The raw XML files were produced using the following procedure:
- The relevant Filemaker Pro file was opened.
- Within Filemaker Pro, Export Records... was selected from the File... menu, and XML was selected as the export type.
- FMPXMLRESULT was selected as the Grammar type, and no XSL style sheet was used.
- In Specify Field Order for Export, all fields were selected. The fields were listed in the Field export order in case-insensitive alphabetical order.
- The file was exported.
The XLSX files were produced using the following procedure:
- The relevant Filemaker Pro file was opened.
- Within Filemaker Pro, the Save/Send Records As... Excel command was run.
Each line in the resulting XLSX file contains one dictionary entry from the Filemaker Pro file.
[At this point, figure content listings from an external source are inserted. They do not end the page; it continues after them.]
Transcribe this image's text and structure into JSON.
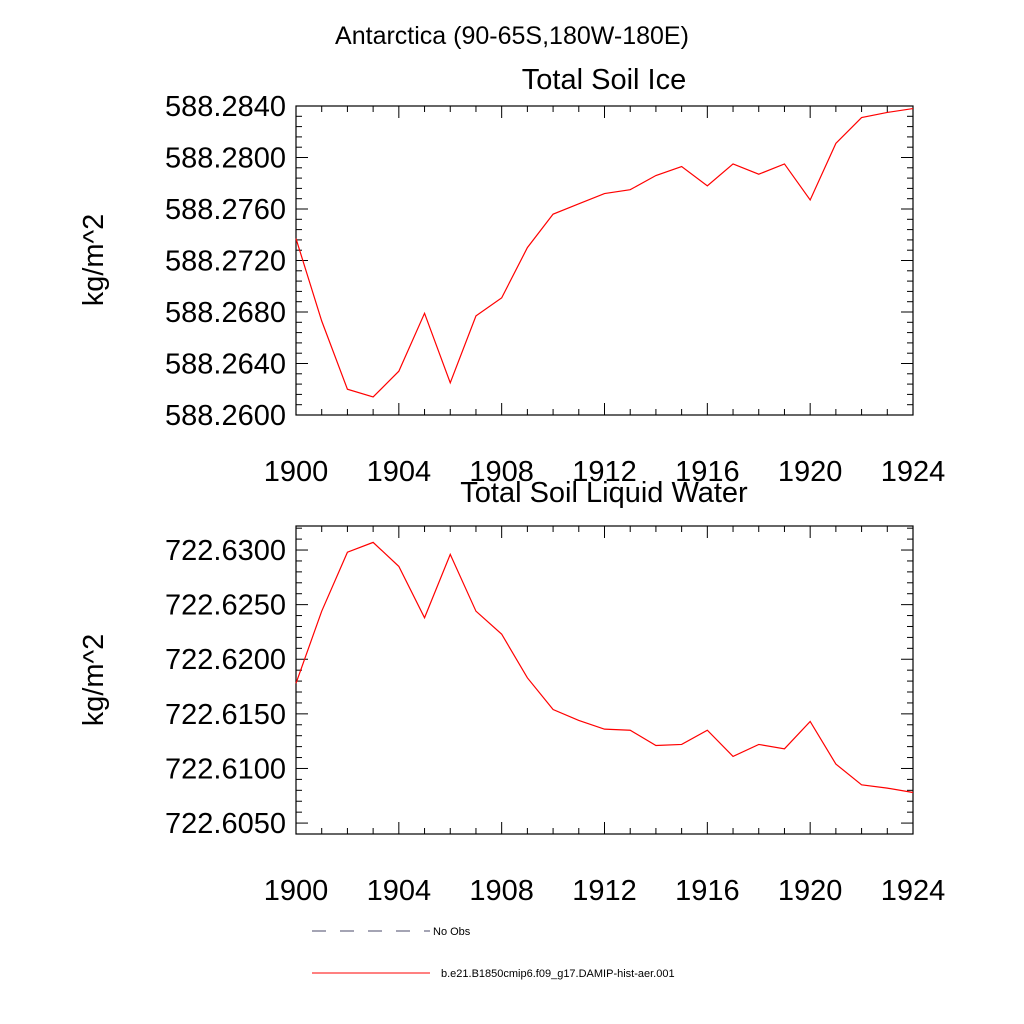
{
  "page": {
    "header": "Antarctica (90-65S,180W-180E)"
  },
  "chart_data": [
    {
      "type": "line",
      "title": "Total Soil Ice",
      "ylabel": "kg/m^2",
      "xlabel": "",
      "xlim": [
        1900,
        1924
      ],
      "ylim": [
        588.26,
        588.284
      ],
      "x_ticks": [
        "1900",
        "1904",
        "1908",
        "1912",
        "1916",
        "1920",
        "1924"
      ],
      "y_ticks": [
        "588.2600",
        "588.2640",
        "588.2680",
        "588.2720",
        "588.2760",
        "588.2800",
        "588.2840"
      ],
      "grid": false,
      "series": [
        {
          "color": "#ff0000",
          "x": [
            1900,
            1901,
            1902,
            1903,
            1904,
            1905,
            1906,
            1907,
            1908,
            1909,
            1910,
            1911,
            1912,
            1913,
            1914,
            1915,
            1916,
            1917,
            1918,
            1919,
            1920,
            1921,
            1922,
            1923,
            1924
          ],
          "values": [
            588.2737,
            588.2673,
            588.262,
            588.2614,
            588.2634,
            588.2679,
            588.2625,
            588.2677,
            588.2691,
            588.273,
            588.2756,
            588.2764,
            588.2772,
            588.2775,
            588.2786,
            588.2793,
            588.2778,
            588.2795,
            588.2787,
            588.2795,
            588.2767,
            588.2811,
            588.2831,
            588.2835,
            588.2838
          ]
        }
      ]
    },
    {
      "type": "line",
      "title": "Total Soil Liquid Water",
      "ylabel": "kg/m^2",
      "xlabel": "",
      "xlim": [
        1900,
        1924
      ],
      "ylim": [
        722.604,
        722.6322
      ],
      "x_ticks": [
        "1900",
        "1904",
        "1908",
        "1912",
        "1916",
        "1920",
        "1924"
      ],
      "y_ticks": [
        "722.6050",
        "722.6100",
        "722.6150",
        "722.6200",
        "722.6250",
        "722.6300"
      ],
      "grid": false,
      "series": [
        {
          "color": "#ff0000",
          "x": [
            1900,
            1901,
            1902,
            1903,
            1904,
            1905,
            1906,
            1907,
            1908,
            1909,
            1910,
            1911,
            1912,
            1913,
            1914,
            1915,
            1916,
            1917,
            1918,
            1919,
            1920,
            1921,
            1922,
            1923,
            1924
          ],
          "values": [
            722.6178,
            722.6244,
            722.6298,
            722.6307,
            722.6285,
            722.6238,
            722.6296,
            722.6244,
            722.6223,
            722.6183,
            722.6154,
            722.6144,
            722.6136,
            722.6135,
            722.6121,
            722.6122,
            722.6135,
            722.6111,
            722.6122,
            722.6118,
            722.6143,
            722.6104,
            722.6085,
            722.6082,
            722.6078
          ]
        }
      ]
    }
  ],
  "legend": {
    "placement": "bottom",
    "items": [
      {
        "label": "No Obs",
        "style": "dashed",
        "color": "#4a4a6a"
      },
      {
        "label": "b.e21.B1850cmip6.f09_g17.DAMIP-hist-aer.001",
        "style": "solid",
        "color": "#ff0000"
      }
    ]
  }
}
NOTE: A few fields contain the newline character.
The ODS files were produced using the following procedure:
- The relevant Filemaker Pro file was opened.
- Within Filemaker Pro, the Save/Send Records As... Excel command was run.
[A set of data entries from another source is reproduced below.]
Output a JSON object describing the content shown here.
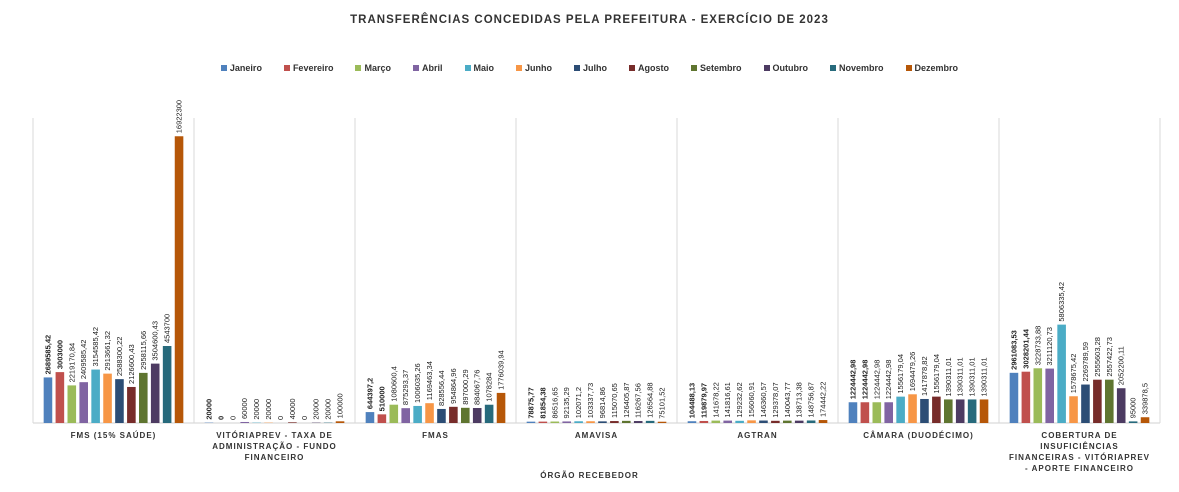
{
  "chart_data": {
    "type": "bar",
    "title": "TRANSFERÊNCIAS CONCEDIDAS PELA PREFEITURA - EXERCÍCIO DE 2023",
    "x_label": "ÓRGÃO RECEBEDOR",
    "categories": [
      "FMS (15% SAÚDE)",
      "VITÓRIAPREV - TAXA DE ADMINISTRAÇÃO - FUNDO FINANCEIRO",
      "FMAS",
      "AMAVISA",
      "AGTRAN",
      "CÂMARA (DUODÉCIMO)",
      "COBERTURA DE INSUFICIÊNCIAS FINANCEIRAS - VITÓRIAPREV - APORTE FINANCEIRO"
    ],
    "ylim": [
      0,
      18000000
    ],
    "series": [
      {
        "name": "Janeiro",
        "color": "#4f81bd",
        "values": [
          2689585.42,
          20000,
          644397.2,
          78875.77,
          104488.13,
          1224442.98,
          2961083.53
        ],
        "value_labels": [
          "2689585,42",
          "20000",
          "644397,2",
          "78875,77",
          "104488,13",
          "1224442,98",
          "2961083,53"
        ]
      },
      {
        "name": "Fevereiro",
        "color": "#c0504d",
        "values": [
          3003000,
          0,
          510000,
          81854.38,
          119879.97,
          1224442.98,
          3028201.44
        ],
        "value_labels": [
          "3003000",
          "0",
          "510000",
          "81854,38",
          "119879,97",
          "1224442,98",
          "3028201,44"
        ]
      },
      {
        "name": "Março",
        "color": "#9bbb59",
        "values": [
          2219170.84,
          0,
          1080600.4,
          86516.65,
          141678.22,
          1224442.98,
          3228733.88
        ],
        "value_labels": [
          "2219170,84",
          "0",
          "1080600,4",
          "86516,65",
          "141678,22",
          "1224442,98",
          "3228733,88"
        ]
      },
      {
        "name": "Abril",
        "color": "#8064a2",
        "values": [
          2409585.42,
          60000,
          875293.37,
          92135.29,
          141816.61,
          1224442.98,
          3211120.73
        ],
        "value_labels": [
          "2409585,42",
          "60000",
          "875293,37",
          "92135,29",
          "141816,61",
          "1224442,98",
          "3211120,73"
        ]
      },
      {
        "name": "Maio",
        "color": "#4bacc6",
        "values": [
          3154585.42,
          20000,
          1006035.26,
          102071.2,
          129232.62,
          1556179.04,
          5806335.42
        ],
        "value_labels": [
          "3154585,42",
          "20000",
          "1006035,26",
          "102071,2",
          "129232,62",
          "1556179,04",
          "5806335,42"
        ]
      },
      {
        "name": "Junho",
        "color": "#f79646",
        "values": [
          2913661.32,
          20000,
          1169463.34,
          103337.73,
          156060.91,
          1694479.26,
          1578675.42
        ],
        "value_labels": [
          "2913661,32",
          "20000",
          "1169463,34",
          "103337,73",
          "156060,91",
          "1694479,26",
          "1578675,42"
        ]
      },
      {
        "name": "Julho",
        "color": "#2c4d75",
        "values": [
          2588300.22,
          0,
          828556.44,
          96814.86,
          146360.57,
          1417878.82,
          2269789.59
        ],
        "value_labels": [
          "2588300,22",
          "0",
          "828556,44",
          "96814,86",
          "146360,57",
          "1417878,82",
          "2269789,59"
        ]
      },
      {
        "name": "Agosto",
        "color": "#772c2a",
        "values": [
          2126600.43,
          40000,
          954864.96,
          115070.65,
          129378.07,
          1556179.04,
          2555603.28
        ],
        "value_labels": [
          "2126600,43",
          "40000",
          "954864,96",
          "115070,65",
          "129378,07",
          "1556179,04",
          "2555603,28"
        ]
      },
      {
        "name": "Setembro",
        "color": "#5f7530",
        "values": [
          2958115.66,
          0,
          897000.29,
          126405.87,
          140043.77,
          1390311.01,
          2557422.73
        ],
        "value_labels": [
          "2958115,66",
          "0",
          "897000,29",
          "126405,87",
          "140043,77",
          "1390311,01",
          "2557422,73"
        ]
      },
      {
        "name": "Outubro",
        "color": "#4d3b62",
        "values": [
          3504600.43,
          20000,
          884067.76,
          116267.56,
          138713.38,
          1390311.01,
          2052200.11
        ],
        "value_labels": [
          "3504600,43",
          "20000",
          "884067,76",
          "116267,56",
          "138713,38",
          "1390311,01",
          "2052200,11"
        ]
      },
      {
        "name": "Novembro",
        "color": "#276a7c",
        "values": [
          4543700,
          20000,
          1078284,
          126564.88,
          148756.87,
          1390311.01,
          95000
        ],
        "value_labels": [
          "4543700",
          "20000",
          "1078284",
          "126564,88",
          "148756,87",
          "1390311,01",
          "95000"
        ]
      },
      {
        "name": "Dezembro",
        "color": "#b65708",
        "values": [
          16922300,
          100000,
          1776039.94,
          75101.52,
          174442.22,
          1390311.01,
          339878.5
        ],
        "value_labels": [
          "16922300",
          "100000",
          "1776039,94",
          "75101,52",
          "174442,22",
          "1390311,01",
          "339878,5"
        ]
      }
    ]
  }
}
- The newly created XLSX file was open using Microsoft Excel for Mac version 16.38.
- Within Microsoft Excel, the Save As... command was run, selecting OpenDocument Spreadsheet (.ods) as the file format.
Each line in the resulting ODS file contains one dictionary entry from the Filemaker Pro file. NOTE: A few fields contain the newline character.
The TSV files were produced using the following procedure:
- The relevant Filemaker Pro file was opened.
- Within Filemaker Pro, the Save/Send Records As... Excel command was run.
- The newly created XLSX file was open using Microsoft Excel for Mac version 16.38.
- Within Microsoft Excel, the Save As... command was run, selecting OpenDocument Spreadsheet (.ods) as the file format.
- The newly created ODS file was opened using LibreOffice version 6.0.6.2
- Within LibreOffice, the Find & Replace command was chosen.
- Within the Find & Replace dialog box, with Regular expressions checked, where the Find value was \n and the Replace value was four space characters, Replace All was run.
- Within LibreOffice, the Save As... command was run, selecting Text CSV (.csv) as the file type. The Edit Filter Settings box was checked. During export, the character set was Unicode (UTF-8), the Field delimiter was {Tab}, the String delimiter was set to the empty string, and the remaining checkboxes were unchecked.
Each line in the resulting TSV file contains one dictionary entry from the Filemaker Pro file. NOTE: No fields in this file contain the newline character.
This resource is part of the linguistic and cultural heritage of the St. Lawrence Island Yupik people. By accessing this resource, you agree to treat this resource, the St. Lawrence Island Yupik language, the St. Lawrence Island Yupik culture, and the St. Lawrence Island Yupik people with dignity and respect. If you do not agree to these conditions, you may not access this resource and you may not make copies of this resource.
If you agree to these conditions, you may access this resource under the terms of the Creative Commons Attribution No-Commercial 4.0 license (https://creativecommons.org/licenses/by-nc/4.0/).